Paula se bat plus spécifiquement pour les droits des enfants et des jeunes autochtones, qui sont surreprésentés au sein du système canadien de protection de l’enfance.

En 2016, alors que les enfants autochtones de 0 à 14 ans représentaient moins de 8 % de tous les enfants canadiens, ils représentaient plus de 52 % des enfants en famille d’accueil. En Colombie-Britannique, le taux est encore plus élevé : 63 %.

Une disproportion qui s’explique notamment par les traumatismes intergénérationnels et la pauvreté endémique — 38 % des enfants autochtones vivent dans la pauvreté au Canada, en comparaison de 7 % pour l’ensemble des enfants au pays.
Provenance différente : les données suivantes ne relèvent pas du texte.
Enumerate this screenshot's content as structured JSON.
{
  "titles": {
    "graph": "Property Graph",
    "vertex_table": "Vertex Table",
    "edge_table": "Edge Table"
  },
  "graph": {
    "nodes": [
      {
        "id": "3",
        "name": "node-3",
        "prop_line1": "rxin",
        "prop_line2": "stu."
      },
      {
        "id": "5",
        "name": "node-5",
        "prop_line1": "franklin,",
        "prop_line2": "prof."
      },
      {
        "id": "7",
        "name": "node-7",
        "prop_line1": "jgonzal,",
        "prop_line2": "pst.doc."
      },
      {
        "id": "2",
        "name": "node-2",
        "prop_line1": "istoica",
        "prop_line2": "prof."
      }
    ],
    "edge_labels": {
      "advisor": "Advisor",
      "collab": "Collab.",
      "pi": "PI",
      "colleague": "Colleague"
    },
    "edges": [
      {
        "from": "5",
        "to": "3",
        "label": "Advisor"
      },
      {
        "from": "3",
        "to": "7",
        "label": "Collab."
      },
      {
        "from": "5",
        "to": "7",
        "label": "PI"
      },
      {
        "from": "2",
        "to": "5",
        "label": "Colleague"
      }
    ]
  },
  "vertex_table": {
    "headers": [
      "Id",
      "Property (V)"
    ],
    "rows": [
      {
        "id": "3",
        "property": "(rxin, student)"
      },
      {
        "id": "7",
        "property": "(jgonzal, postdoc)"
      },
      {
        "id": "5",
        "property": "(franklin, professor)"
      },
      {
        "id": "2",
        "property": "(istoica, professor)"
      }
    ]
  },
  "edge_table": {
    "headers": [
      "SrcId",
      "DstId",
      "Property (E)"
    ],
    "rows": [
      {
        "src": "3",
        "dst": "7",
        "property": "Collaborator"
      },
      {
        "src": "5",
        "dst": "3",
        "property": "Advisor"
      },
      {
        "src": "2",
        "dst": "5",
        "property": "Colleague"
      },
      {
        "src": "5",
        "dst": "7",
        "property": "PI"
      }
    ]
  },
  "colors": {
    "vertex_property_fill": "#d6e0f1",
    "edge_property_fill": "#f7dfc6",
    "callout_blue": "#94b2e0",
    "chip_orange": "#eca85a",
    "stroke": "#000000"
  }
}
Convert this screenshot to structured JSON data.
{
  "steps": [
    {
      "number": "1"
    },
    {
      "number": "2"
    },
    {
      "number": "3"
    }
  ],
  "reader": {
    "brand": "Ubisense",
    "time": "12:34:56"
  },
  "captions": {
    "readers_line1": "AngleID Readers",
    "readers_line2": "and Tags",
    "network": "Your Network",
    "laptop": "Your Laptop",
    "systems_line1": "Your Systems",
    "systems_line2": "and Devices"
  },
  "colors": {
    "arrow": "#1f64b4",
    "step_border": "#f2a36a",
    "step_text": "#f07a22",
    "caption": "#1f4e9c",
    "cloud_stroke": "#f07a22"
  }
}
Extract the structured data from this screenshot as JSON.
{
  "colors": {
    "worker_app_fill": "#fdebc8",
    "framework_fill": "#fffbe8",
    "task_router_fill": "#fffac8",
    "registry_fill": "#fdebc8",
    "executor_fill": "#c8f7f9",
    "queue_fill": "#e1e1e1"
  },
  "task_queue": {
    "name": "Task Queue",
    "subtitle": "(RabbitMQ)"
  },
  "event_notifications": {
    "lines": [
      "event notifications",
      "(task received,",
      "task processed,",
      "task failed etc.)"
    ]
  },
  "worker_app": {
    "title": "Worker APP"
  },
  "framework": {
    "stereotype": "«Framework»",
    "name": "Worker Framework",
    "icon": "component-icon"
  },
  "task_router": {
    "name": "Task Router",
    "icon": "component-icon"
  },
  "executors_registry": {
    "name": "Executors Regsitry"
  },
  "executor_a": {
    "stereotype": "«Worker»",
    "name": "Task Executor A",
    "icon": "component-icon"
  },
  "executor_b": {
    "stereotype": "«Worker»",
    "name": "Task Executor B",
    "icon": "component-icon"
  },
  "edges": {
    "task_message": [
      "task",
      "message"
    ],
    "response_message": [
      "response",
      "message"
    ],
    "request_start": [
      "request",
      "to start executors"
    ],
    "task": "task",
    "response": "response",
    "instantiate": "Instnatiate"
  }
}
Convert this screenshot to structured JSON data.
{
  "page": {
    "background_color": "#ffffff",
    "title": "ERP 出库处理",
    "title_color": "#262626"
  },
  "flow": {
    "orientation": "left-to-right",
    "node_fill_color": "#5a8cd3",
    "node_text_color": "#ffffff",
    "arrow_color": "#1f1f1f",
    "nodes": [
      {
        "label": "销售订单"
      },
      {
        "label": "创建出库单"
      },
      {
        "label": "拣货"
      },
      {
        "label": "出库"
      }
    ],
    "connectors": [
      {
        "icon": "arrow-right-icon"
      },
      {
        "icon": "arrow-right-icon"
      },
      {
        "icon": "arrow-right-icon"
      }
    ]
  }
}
« Nous savons que cette disproportion est l’effet des pensionnats indiens et de la Sixties Scoop. Beaucoup d’enfants autochtones ont été envoyés en famille d’accueil dans les années 60. La majorité ont été adoptés à l’extérieur de leur communauté. Ceux qui n’ont pas été adoptés ont aussi été déracinés de leur culture, de leur famille, de leur territoire. Et ils ont à leur tour des enfants et des petits-enfants qui sont déconnectés, qui ne connaissent pas leur famille et luttent pour leur identité. Il y a donc trois générations qui se sont retrouvées en famille d’accueil depuis la rafle des années 60. »

Le programme de Jeunesse Canada Monde a joué un grand rôle dans l’engagement social de Paula. « J’en avais entendu parler grâce à ma sœur. Elle avait posé sa candidature en même temps que moi. On a fait le processus de sélection ensemble. Pour elle, ça n’a pas fonctionné. Mais pour moi, oui ! C’était une belle surprise. Je ne pensais jamais pouvoir être acceptée. »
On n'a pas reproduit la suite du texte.